Dans la course républicaine, deux favoris sont au départ : ils seront l’un et l’autre défaits en quelques primaires. L’ancien gouverneur du Massachusetts, Mitt Romney, a fait fortune dans un fonds d’investissement après avoir été envoyé, jeune homme, en France pour évangéliser nos campagnes. Mormon, il ne parviendra pas à vaincre les préventions que suscite son église au sein d’une opinion publique pourtant accoutumée au poids des influences religieuses sur la vie politique. Il dépensera quelque 100 millions de dollars de sa fortune personnelle avant de déclarer forfait.

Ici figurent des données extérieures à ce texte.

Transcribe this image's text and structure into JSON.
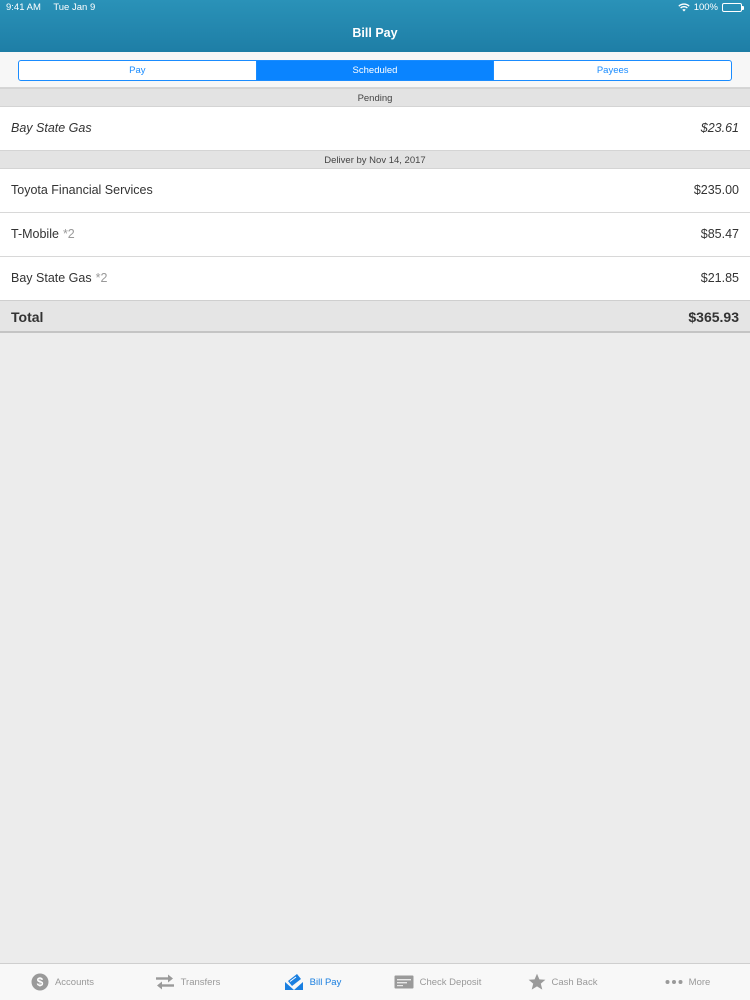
{
  "status_bar": {
    "time": "9:41 AM",
    "date": "Tue Jan 9",
    "battery": "100%"
  },
  "nav": {
    "title": "Bill Pay"
  },
  "segments": [
    {
      "label": "Pay",
      "active": false
    },
    {
      "label": "Scheduled",
      "active": true
    },
    {
      "label": "Payees",
      "active": false
    }
  ],
  "pending": {
    "header": "Pending",
    "items": [
      {
        "name": "Bay State Gas",
        "amount": "$23.61"
      }
    ]
  },
  "scheduled": {
    "header": "Deliver by Nov 14, 2017",
    "items": [
      {
        "name": "Toyota Financial Services",
        "count": "",
        "amount": "$235.00"
      },
      {
        "name": "T-Mobile",
        "count": "*2",
        "amount": "$85.47"
      },
      {
        "name": "Bay State Gas",
        "count": "*2",
        "amount": "$21.85"
      }
    ]
  },
  "total": {
    "label": "Total",
    "value": "$365.93"
  },
  "tabs": [
    {
      "label": "Accounts",
      "icon": "dollar-circle-icon",
      "active": false
    },
    {
      "label": "Transfers",
      "icon": "transfer-arrows-icon",
      "active": false
    },
    {
      "label": "Bill Pay",
      "icon": "bill-pay-icon",
      "active": true
    },
    {
      "label": "Check Deposit",
      "icon": "check-icon",
      "active": false
    },
    {
      "label": "Cash Back",
      "icon": "star-icon",
      "active": false
    },
    {
      "label": "More",
      "icon": "more-dots-icon",
      "active": false
    }
  ],
  "colors": {
    "header": "#1e7ea6",
    "accent": "#0a84ff",
    "tab_active": "#1a7fe0"
  }
}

L’autre grand favori, Rudy Giuliani, l’ancien maire de New York, va commettre une erreur stratégique qui lui sera fatale : dédaignant les petits États pour se concentrer sur la Floride, il sera d’emblée distancé par ses concurrents. « Trop new-yorkais, trop catholique, trop scandaleux, trop divorcé ! » s’écriera une militante pour expliquer le désamour du parti républicain à l’égard de ce personnage pittoresque dont la vie privée agitée et les amis encombrants ont terni la réputation sans nuire au compte en banque. Reste alors le plus folklorique des candidats républicains à la Maison Blanche, un ancien pasteur baptiste, autrefois gouverneur de l’Arkansas, qui, sans moyens, va créer la surprise. Mike Huckabee se veut le représentant de l’Amérique profonde et religieuse, celle de la Bible Belt que George W. Bush, flanqué à l’époque de Karl Rove, avait su conquérir à partir du Texas. Guitare et blagues faciles en bandoulière, Huckabee deviendra contre toute attente la star de ces émissions nocturnes où les amuseurs se font les dents sur le milieu politique à la télévision. Il terminera la course en deuxième position, derrière John McCain. Dès le mois de mars 2008, le sénateur de l’Arizona s’assure la nomination républicaine.

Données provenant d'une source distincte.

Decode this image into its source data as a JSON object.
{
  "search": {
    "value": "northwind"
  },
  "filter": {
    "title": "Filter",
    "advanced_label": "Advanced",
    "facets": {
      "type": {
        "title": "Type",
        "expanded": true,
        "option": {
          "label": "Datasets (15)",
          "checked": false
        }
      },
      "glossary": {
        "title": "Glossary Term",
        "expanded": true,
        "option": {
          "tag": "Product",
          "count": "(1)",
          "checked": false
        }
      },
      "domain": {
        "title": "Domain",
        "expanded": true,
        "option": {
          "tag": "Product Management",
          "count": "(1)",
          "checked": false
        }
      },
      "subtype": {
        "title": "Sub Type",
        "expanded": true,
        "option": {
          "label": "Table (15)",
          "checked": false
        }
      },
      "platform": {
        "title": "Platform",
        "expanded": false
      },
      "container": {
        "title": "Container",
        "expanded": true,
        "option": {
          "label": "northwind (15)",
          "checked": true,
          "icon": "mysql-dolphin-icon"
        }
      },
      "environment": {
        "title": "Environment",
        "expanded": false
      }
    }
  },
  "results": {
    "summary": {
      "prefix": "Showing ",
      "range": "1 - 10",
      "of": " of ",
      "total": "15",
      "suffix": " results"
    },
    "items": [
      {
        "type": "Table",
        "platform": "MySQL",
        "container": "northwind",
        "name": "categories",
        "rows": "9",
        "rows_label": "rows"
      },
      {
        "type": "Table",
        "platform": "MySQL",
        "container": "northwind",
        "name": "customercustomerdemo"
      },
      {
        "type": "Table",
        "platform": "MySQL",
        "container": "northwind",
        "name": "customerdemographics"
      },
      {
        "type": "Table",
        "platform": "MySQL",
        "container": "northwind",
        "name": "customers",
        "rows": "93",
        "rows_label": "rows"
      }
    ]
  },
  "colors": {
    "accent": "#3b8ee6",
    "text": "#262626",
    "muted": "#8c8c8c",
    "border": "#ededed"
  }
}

Sa mère, 92 ans, l’une de ces beautés du Sud dont l’âge n’a abîmé ni l’allure ni l’esprit, l’avait prédit : « mon fils sera le candidat à la présidence, le parti républicain dût-il se boucher le nez avec une pince à linge ! » L’argent revient dans les coffres. Voyage en Europe pour conforter sa stature internationale et surtout labourage systématique du pays profond : John McCain peut à loisir mener campagne pour tenter d’assurer à un parti résigné à la défaite un troisième mandat. Un républicain succédant à George W. Bush malgré son bilan calamiteux, voilà qui ferait mentir bien des augures et qui pourtant nourrit des pronostics de plus en plus nombreux.

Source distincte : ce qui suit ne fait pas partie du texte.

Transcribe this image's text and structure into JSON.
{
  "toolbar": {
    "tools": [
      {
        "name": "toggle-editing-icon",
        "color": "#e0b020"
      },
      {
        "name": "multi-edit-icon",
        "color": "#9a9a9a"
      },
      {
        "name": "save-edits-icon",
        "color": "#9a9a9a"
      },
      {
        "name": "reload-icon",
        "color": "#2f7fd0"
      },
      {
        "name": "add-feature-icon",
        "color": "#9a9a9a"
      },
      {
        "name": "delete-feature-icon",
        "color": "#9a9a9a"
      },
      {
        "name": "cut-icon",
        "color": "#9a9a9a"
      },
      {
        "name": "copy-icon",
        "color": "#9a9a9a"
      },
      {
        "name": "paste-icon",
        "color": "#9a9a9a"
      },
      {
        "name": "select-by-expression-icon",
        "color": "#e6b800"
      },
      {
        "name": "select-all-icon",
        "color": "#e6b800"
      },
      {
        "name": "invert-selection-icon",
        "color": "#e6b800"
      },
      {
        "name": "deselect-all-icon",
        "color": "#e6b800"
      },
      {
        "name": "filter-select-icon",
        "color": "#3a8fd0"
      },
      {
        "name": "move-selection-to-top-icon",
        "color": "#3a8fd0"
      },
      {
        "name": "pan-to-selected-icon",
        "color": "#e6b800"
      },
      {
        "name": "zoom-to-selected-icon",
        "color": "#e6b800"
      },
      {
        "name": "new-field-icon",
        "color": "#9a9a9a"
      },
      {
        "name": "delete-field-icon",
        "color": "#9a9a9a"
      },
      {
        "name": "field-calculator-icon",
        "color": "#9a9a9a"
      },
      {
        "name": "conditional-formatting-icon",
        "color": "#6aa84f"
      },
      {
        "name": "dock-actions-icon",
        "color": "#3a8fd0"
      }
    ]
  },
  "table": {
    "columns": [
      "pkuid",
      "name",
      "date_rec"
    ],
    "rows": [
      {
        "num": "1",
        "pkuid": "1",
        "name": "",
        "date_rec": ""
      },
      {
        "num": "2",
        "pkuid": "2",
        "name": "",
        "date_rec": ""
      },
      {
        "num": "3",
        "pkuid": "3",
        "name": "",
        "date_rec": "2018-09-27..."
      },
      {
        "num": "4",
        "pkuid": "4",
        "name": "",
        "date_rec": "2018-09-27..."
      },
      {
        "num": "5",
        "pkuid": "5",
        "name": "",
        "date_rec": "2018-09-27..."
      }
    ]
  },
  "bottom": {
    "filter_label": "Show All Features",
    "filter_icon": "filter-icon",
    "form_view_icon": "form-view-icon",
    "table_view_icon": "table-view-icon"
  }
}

Il faut dire que le parti démocrate risque d’arriver à l’élection du 4 novembre 2008 en lambeaux. Candidat malheureux à la vice-présidence aux côtés de Kerry en 2004, John Edwards, ancien sénateur de Caroline du Nord, riche avocat spécialisé dans les procès collectifs contre les grandes entreprises, a défendu avec talent les thèses de l’aile gauche, mais il a vite abandonné face à la puissance de feu de ses concurrents.
D’une primaire et d’un caucus à l’autre, depuis le début de l’année présidentielle, le duel Clinton-Obama tient l’Amérique et le monde en haleine : affrontement de deux talents, de deux destins, de deux formidables prouesses puisque, pour la première fois dans l’histoire américaine, l’une triompherait malgré son sexe et l’autre malgré sa race.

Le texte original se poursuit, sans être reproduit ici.